Citizen

Ever thought of a career in childcare?

Careers in childcare can be extremely rewarding and there is a huge range of roles you can get involved in.

The council’s early year’s team is keen to show that careers involving work with children are not out of reach for anyone – men, women, people looking to get back into work and young people can all be the perfect fit for a role working with children.

National figures show that men make up only two percent of the early year’s workforce, but there is nothing stopping them from getting involved. If you love the idea of working with children, there will be a role suitable. It could be as a crossing patroller, a childminder, or a teacher – the level of training involved will just be different.

The team host regular information sessions where Slough residents can drop in to discuss what the different roles involve, what training or qualifications they may need, and how to access further support to gain the relevant skills.

You may be thinking of where to start out with your career, changing it altogether, or moving to a different role within childcare. Whatever your aim, the team can help with your aspirations.

Michael Jarrett, service lead for early years, said: “We are prioritising our residents and letting them know they are not alone. We can start the discussion with them.

“We know if parents or anybody interested in working with children has an opportunity to volunteer it could be the deciding factor in whether they choose that career route.

“With changes in Universal Credit on the horizon, parents might be looking for opportunities to get back to work. I’d say come and have a discussion with our team and we can see what might best suit their goals.”

Meeting with the team is a great starting point for planning a career in childcare as they have great links with Windsor Forest Colleges Group, which includes East Berkshire College, as well as Reading University and Buckinghamshire New University. They also have good relationships with other voluntary and community organisations locally, which could potentially help with volunteering opportunities and skill building.

A survey conducted by Pre-School Learning Alliance and other major childcare providers showed that 98 percent of parents wanted men to be involved in childcare.

Information sessions 

  • Tuesday 20 February, 10am - 12noon, at Landmark Place, Windsor Road
  • Wednesday 21 February, 6.30 - 8.30pm at St Martins Place, 51 Bath Road.

Please book a place by emailing earlyyears@slough.gov.uk or by calling 01753 476581 or 01753 476554.

Types of roles 

  • School administrator
  • Childcare practitioner
  • Teacher
  • Site controller
  • Adult tutor
  • Housekeeper
  • Specialist SEND practitioner
  • Nursery manager
  • Cleaner
  • Childminder
  • Social worker
  • Apprentices
  • Lunchtime assistant
  • School crossing patrol officer
  • Sports coach
  • Cook
  • Self employed childcare provider
  • Learning support assistant

Volunteers 

The Early Years service is looking for parents who would like to volunteer as parent champions.
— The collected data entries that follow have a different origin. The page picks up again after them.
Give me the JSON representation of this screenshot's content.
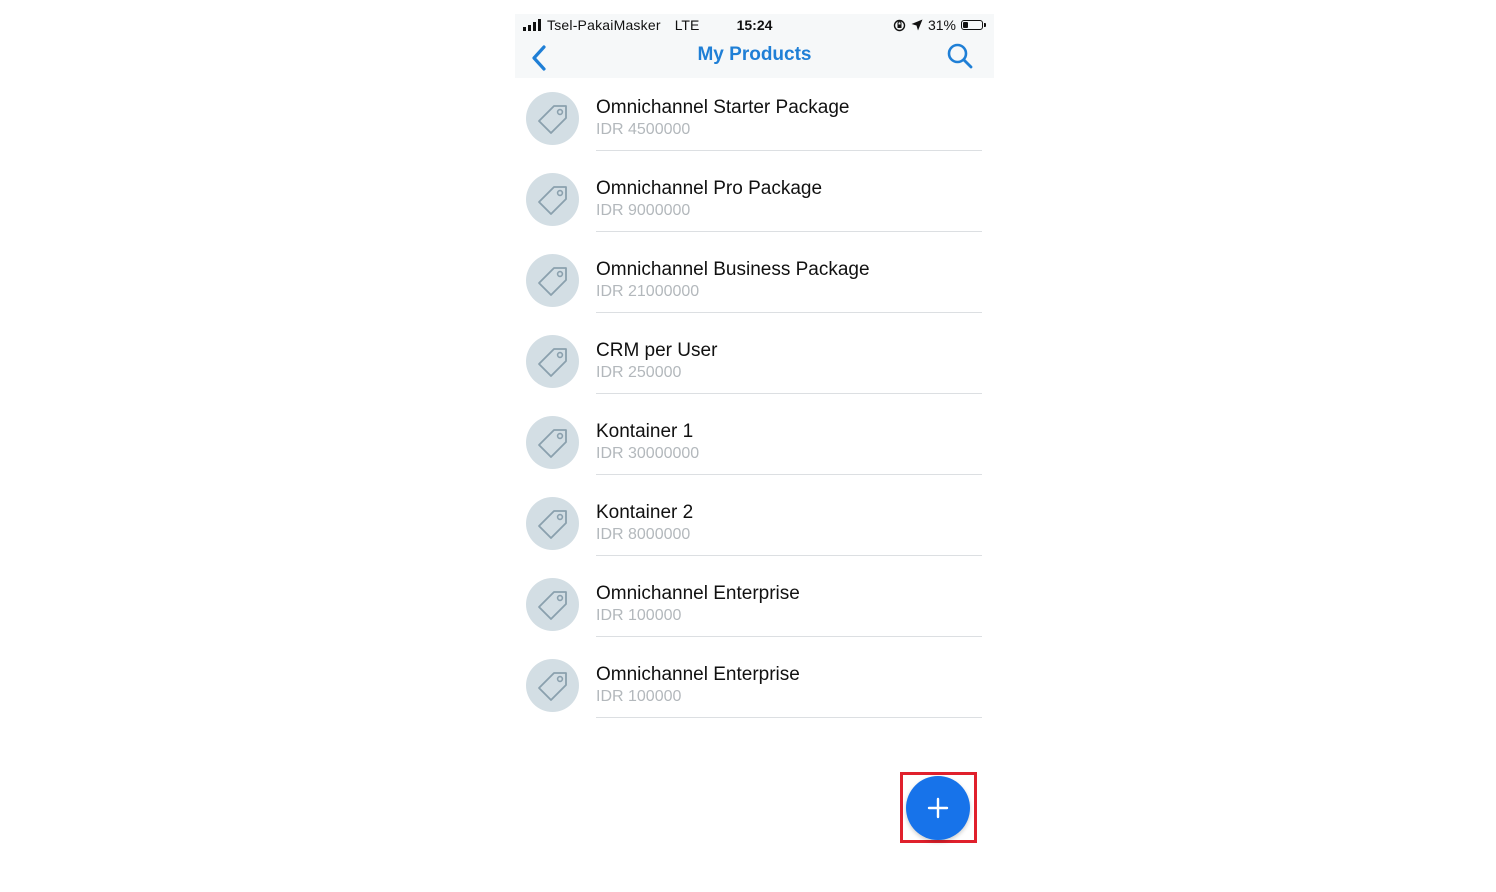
{
  "status_bar": {
    "carrier": "Tsel-PakaiMasker",
    "network": "LTE",
    "time": "15:24",
    "battery": "31%",
    "battery_level": 0.31
  },
  "nav": {
    "title": "My Products",
    "back_icon": "chevron-left-icon",
    "search_icon": "search-icon"
  },
  "products": [
    {
      "name": "Omnichannel Starter Package",
      "price": "IDR 4500000"
    },
    {
      "name": "Omnichannel Pro Package",
      "price": "IDR 9000000"
    },
    {
      "name": "Omnichannel Business Package",
      "price": "IDR 21000000"
    },
    {
      "name": "CRM per User",
      "price": "IDR 250000"
    },
    {
      "name": "Kontainer 1",
      "price": "IDR 30000000"
    },
    {
      "name": "Kontainer 2",
      "price": "IDR 8000000"
    },
    {
      "name": "Omnichannel Enterprise",
      "price": "IDR 100000"
    },
    {
      "name": "Omnichannel Enterprise",
      "price": "IDR 100000"
    }
  ],
  "fab": {
    "icon": "plus-icon"
  },
  "colors": {
    "accent": "#1f7fd6",
    "fab": "#1773ea",
    "highlight": "#e0202c",
    "thumb_bg": "#d3dee4",
    "price_text": "#b3b8bc"
  }
}
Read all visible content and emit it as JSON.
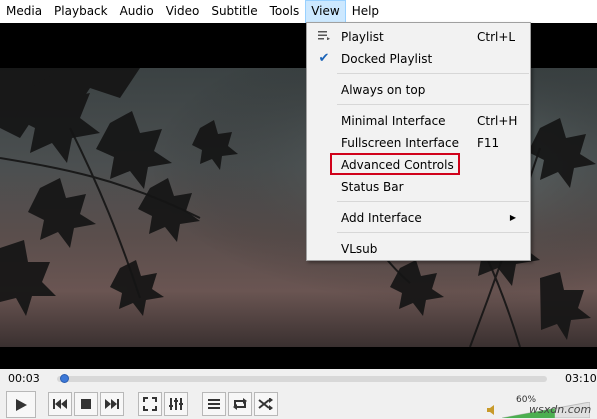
{
  "menubar": {
    "items": [
      {
        "label": "Media"
      },
      {
        "label": "Playback"
      },
      {
        "label": "Audio"
      },
      {
        "label": "Video"
      },
      {
        "label": "Subtitle"
      },
      {
        "label": "Tools"
      },
      {
        "label": "View",
        "active": true
      },
      {
        "label": "Help"
      }
    ]
  },
  "view_menu": {
    "items": [
      {
        "label": "Playlist",
        "shortcut": "Ctrl+L",
        "icon": "playlist-icon"
      },
      {
        "label": "Docked Playlist",
        "checked": true
      },
      {
        "label": "Always on top"
      },
      {
        "label": "Minimal Interface",
        "shortcut": "Ctrl+H"
      },
      {
        "label": "Fullscreen Interface",
        "shortcut": "F11"
      },
      {
        "label": "Advanced Controls",
        "highlighted": true
      },
      {
        "label": "Status Bar"
      },
      {
        "label": "Add Interface",
        "submenu": true
      },
      {
        "label": "VLsub"
      }
    ]
  },
  "seek": {
    "elapsed": "00:03",
    "total": "03:10",
    "progress": 0.016
  },
  "controls": {
    "buttons": [
      "play-icon",
      "previous-icon",
      "stop-icon",
      "next-icon",
      "fullscreen-icon",
      "extended-settings-icon",
      "playlist-toggle-icon",
      "loop-icon",
      "shuffle-icon"
    ],
    "volume_percent": "60%",
    "volume_level": 0.6
  },
  "watermark": "wsxdn.com",
  "colors": {
    "menu_highlight": "#cce8ff",
    "checkmark": "#1a63b8",
    "annotation": "#d0021b",
    "seek_knob": "#3c78d8",
    "volume_fill": "#4caf50"
  }
}
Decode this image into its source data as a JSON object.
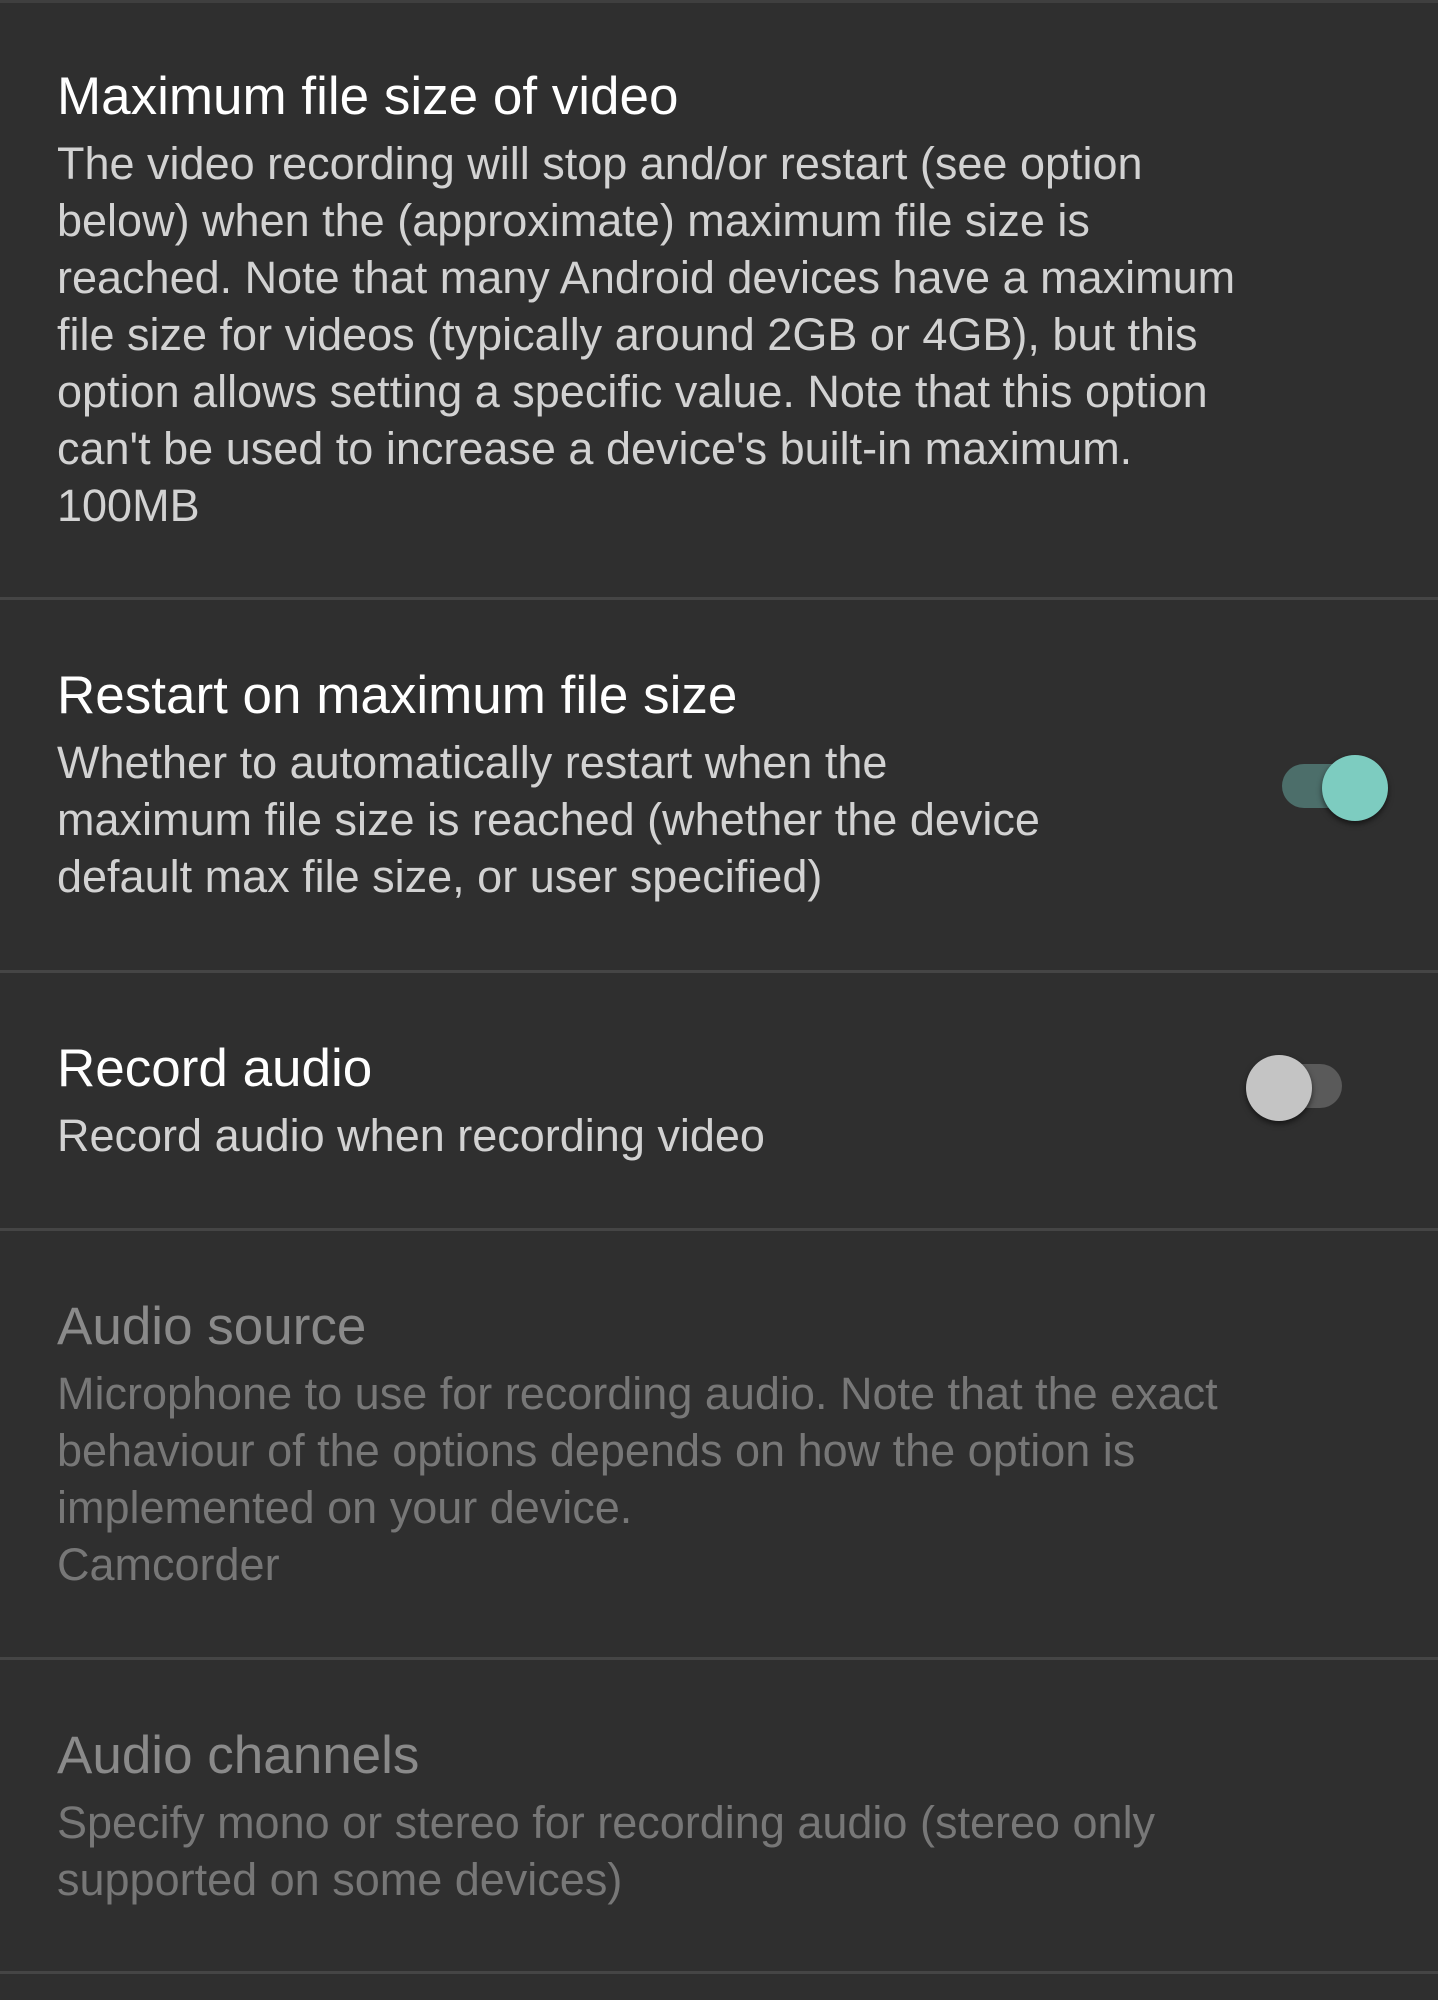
{
  "preferences": [
    {
      "title": "Maximum file size of video",
      "summary": "The video recording will stop and/or restart (see option\nbelow) when the (approximate) maximum file size is\nreached. Note that many Android devices have a maximum\nfile size for videos (typically around 2GB or 4GB), but this\noption allows setting a specific value. Note that this option\ncan't be used to increase a device's built-in maximum.",
      "value": "100MB",
      "enabled": true
    },
    {
      "title": "Restart on maximum file size",
      "summary": "Whether to automatically restart when the\nmaximum file size is reached (whether the device\ndefault max file size, or user specified)",
      "switch": "on",
      "enabled": true
    },
    {
      "title": "Record audio",
      "summary": "Record audio when recording video",
      "switch": "off",
      "enabled": true
    },
    {
      "title": "Audio source",
      "summary": "Microphone to use for recording audio. Note that the exact\nbehaviour of the options depends on how the option is\nimplemented on your device.",
      "value": "Camcorder",
      "enabled": false
    },
    {
      "title": "Audio channels",
      "summary": "Specify mono or stereo for recording audio (stereo only\nsupported on some devices)",
      "enabled": false
    }
  ],
  "colors": {
    "background": "#2f2f2f",
    "divider": "#454545",
    "title_text": "#ffffff",
    "summary_text": "#d2d2d2",
    "disabled_text": "#777777",
    "switch_on_thumb": "#7dccc0",
    "switch_on_track": "#4c6e6a",
    "switch_off_thumb": "#c4c4c4",
    "switch_off_track": "#5a5a5a"
  }
}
If you are interested and able to give up just a few hours a week to talk to other parents about services available in the local area, please contact the Family Information Service on 01753 476589.

Case studies

We regularly run Level 2 Working with Parents courses at children’s centres. The learners on the courses have many stories to tell.

One lady, aged 29, came to the UK from Pakistan 10 years ago with English as her third language.

During the Work with Parents course, the lady grew in confidence, offered valuable insights into parenting within the Pakistani community and reflected on her own transition into western culture. She also uses her language skills to help others. 

Another learner was a lone parent of three children, who had been volunteering with the Home-Start charity for a year to support vulnerable families with young children.

The 40-year-old was keen to gain employment and joined the course to learn more skills, alongside the volunteering. She went on to apply for jobs as a teaching assistant. 

A third learner, 43, had formerly been in administrative roles.

Near the start of the course, the lady was made redundant from her part-time job so she applied for two jobs within schools. She was successful in one role and felt what she had learnt so far on the Work with Parents course enabled her to demonstrate the knowledge and skills required for the job.